OmniNeuro: A Multimodal HCI Framework for Explainable BCI Feedback via Generative AI and Sonification
Ayda Aghaei Nia
TL;DR
OmniNeuro tackles the clinical bottleneck of opaque brain-computer interfaces by replacing a silent decoder with a transparent, multimodal feedback system. It introduces a decoder-agnostic, white-box architecture built on three interpretability engines—Physics (energy), Chaos (complexity), and Quantum-inspired uncertainty—driving real-time Neuro-Sonification and AI-generated clinical reports. Although decoding accuracy remains comparable to baselines, the feedback-centric design enhances learning stability and user satisfaction, as shown by quantitative improvements and a qualitative pilot with three participants. The framework supports closed-loop neurofeedback, potentially improving neuroplasticity in rehabilitation and offering a practical bridge for clinical adoption through interpretable, actionable feedback rather than raw performance alone.
Abstract
While Deep Learning has improved Brain-Computer Interface (BCI) decoding accuracy, clinical adoption is hindered by the "Black Box" nature of these algorithms, leading to user frustration and poor neuroplasticity outcomes.
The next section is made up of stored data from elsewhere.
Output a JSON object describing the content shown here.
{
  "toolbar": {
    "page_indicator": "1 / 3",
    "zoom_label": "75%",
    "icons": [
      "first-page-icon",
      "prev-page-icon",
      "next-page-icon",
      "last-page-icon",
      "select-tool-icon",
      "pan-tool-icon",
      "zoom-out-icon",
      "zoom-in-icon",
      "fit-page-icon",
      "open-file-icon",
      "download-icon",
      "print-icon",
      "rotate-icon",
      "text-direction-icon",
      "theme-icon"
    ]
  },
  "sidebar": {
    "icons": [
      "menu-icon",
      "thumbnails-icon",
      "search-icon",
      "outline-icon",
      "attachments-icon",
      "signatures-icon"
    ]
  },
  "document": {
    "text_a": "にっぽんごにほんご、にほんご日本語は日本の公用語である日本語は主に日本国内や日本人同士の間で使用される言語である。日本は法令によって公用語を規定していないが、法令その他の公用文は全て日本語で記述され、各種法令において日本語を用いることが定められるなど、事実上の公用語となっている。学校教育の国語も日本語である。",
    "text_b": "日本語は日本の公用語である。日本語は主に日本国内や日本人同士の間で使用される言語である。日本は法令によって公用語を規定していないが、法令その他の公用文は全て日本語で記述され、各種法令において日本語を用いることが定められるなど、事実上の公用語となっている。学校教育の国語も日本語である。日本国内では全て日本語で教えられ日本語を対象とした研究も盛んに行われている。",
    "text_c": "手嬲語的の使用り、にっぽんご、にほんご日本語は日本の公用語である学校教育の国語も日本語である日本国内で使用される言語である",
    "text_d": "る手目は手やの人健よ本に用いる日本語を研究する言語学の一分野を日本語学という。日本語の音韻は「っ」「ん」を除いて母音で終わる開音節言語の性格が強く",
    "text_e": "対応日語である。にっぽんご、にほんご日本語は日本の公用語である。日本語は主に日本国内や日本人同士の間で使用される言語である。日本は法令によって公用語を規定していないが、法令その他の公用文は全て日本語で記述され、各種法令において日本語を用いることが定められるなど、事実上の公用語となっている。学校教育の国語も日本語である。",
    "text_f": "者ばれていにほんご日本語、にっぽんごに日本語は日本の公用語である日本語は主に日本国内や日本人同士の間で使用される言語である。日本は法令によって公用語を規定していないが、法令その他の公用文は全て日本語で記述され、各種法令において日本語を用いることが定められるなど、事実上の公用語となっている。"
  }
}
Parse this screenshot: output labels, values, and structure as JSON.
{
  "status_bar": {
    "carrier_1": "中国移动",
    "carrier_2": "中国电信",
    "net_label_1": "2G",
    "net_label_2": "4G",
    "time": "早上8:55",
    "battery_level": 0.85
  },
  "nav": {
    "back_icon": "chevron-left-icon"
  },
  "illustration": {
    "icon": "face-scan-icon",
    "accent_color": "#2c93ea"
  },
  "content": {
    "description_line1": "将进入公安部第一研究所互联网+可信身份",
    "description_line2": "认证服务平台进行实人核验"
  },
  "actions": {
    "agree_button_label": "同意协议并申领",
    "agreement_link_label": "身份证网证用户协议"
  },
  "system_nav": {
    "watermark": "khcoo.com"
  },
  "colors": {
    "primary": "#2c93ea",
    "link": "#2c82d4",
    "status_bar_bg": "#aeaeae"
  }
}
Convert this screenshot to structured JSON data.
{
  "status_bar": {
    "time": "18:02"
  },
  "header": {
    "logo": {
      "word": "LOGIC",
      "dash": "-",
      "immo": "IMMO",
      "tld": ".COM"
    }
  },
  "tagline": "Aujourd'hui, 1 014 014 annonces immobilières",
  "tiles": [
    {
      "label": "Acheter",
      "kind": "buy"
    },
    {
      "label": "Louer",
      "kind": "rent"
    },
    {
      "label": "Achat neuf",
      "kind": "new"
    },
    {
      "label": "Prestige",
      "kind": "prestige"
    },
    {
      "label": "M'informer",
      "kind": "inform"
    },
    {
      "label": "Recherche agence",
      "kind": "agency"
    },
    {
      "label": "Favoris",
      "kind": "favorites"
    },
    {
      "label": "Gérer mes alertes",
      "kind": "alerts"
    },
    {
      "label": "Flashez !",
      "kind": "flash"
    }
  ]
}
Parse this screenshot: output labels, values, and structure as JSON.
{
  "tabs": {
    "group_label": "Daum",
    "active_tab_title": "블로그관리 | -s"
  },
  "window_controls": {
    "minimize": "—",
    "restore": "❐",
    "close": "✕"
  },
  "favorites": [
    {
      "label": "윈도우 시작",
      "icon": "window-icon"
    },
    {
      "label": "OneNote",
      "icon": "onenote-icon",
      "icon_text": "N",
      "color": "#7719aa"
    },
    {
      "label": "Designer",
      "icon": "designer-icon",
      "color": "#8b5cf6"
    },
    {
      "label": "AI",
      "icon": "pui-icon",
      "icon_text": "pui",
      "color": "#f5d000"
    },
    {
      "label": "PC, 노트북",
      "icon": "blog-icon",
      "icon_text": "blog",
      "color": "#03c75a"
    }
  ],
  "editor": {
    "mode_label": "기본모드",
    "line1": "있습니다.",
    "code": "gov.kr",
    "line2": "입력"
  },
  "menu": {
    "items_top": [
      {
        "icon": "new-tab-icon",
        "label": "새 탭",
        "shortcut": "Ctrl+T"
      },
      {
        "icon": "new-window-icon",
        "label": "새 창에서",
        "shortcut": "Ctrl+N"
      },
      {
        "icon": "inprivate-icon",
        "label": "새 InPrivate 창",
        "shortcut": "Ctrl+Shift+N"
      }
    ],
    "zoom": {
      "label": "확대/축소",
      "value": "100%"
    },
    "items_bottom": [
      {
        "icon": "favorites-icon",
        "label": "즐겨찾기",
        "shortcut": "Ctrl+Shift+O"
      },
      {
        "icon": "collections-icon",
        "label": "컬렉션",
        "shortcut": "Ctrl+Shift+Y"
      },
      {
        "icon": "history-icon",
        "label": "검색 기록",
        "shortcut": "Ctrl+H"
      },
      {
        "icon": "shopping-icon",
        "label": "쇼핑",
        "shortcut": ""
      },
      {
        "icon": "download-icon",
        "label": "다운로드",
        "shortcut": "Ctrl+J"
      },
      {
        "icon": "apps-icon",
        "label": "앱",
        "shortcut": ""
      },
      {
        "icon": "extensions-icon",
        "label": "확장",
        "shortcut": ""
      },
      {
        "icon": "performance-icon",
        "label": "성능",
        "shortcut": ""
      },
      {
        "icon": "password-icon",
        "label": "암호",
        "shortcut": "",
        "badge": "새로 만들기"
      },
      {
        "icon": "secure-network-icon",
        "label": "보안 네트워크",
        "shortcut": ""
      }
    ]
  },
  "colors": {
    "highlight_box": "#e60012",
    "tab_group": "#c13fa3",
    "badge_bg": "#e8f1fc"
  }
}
We propose OmniNeuro, a novel HCI framework that transforms the BCI from a silent decoder into a transparent feedback partner. OmniNeuro integrates three interpretability engines: (1) Physics (Energy), (2) Chaos (Fractal Complexity), and (3) Quantum-Inspired uncertainty modeling. These metrics drive real-time Neuro-Sonification and Generative AI Clinical Reports. Evaluated on the PhysioNet dataset ($N=109$), the system achieved a mean accuracy of 58.52%, with qualitative pilot studies ($N=3$) confirming that explainable feedback helps users regulate mental effort and reduces the "trial-and-error" phase. OmniNeuro is decoder-agnostic, acting as an essential interpretability layer for any state-of-the-art architecture.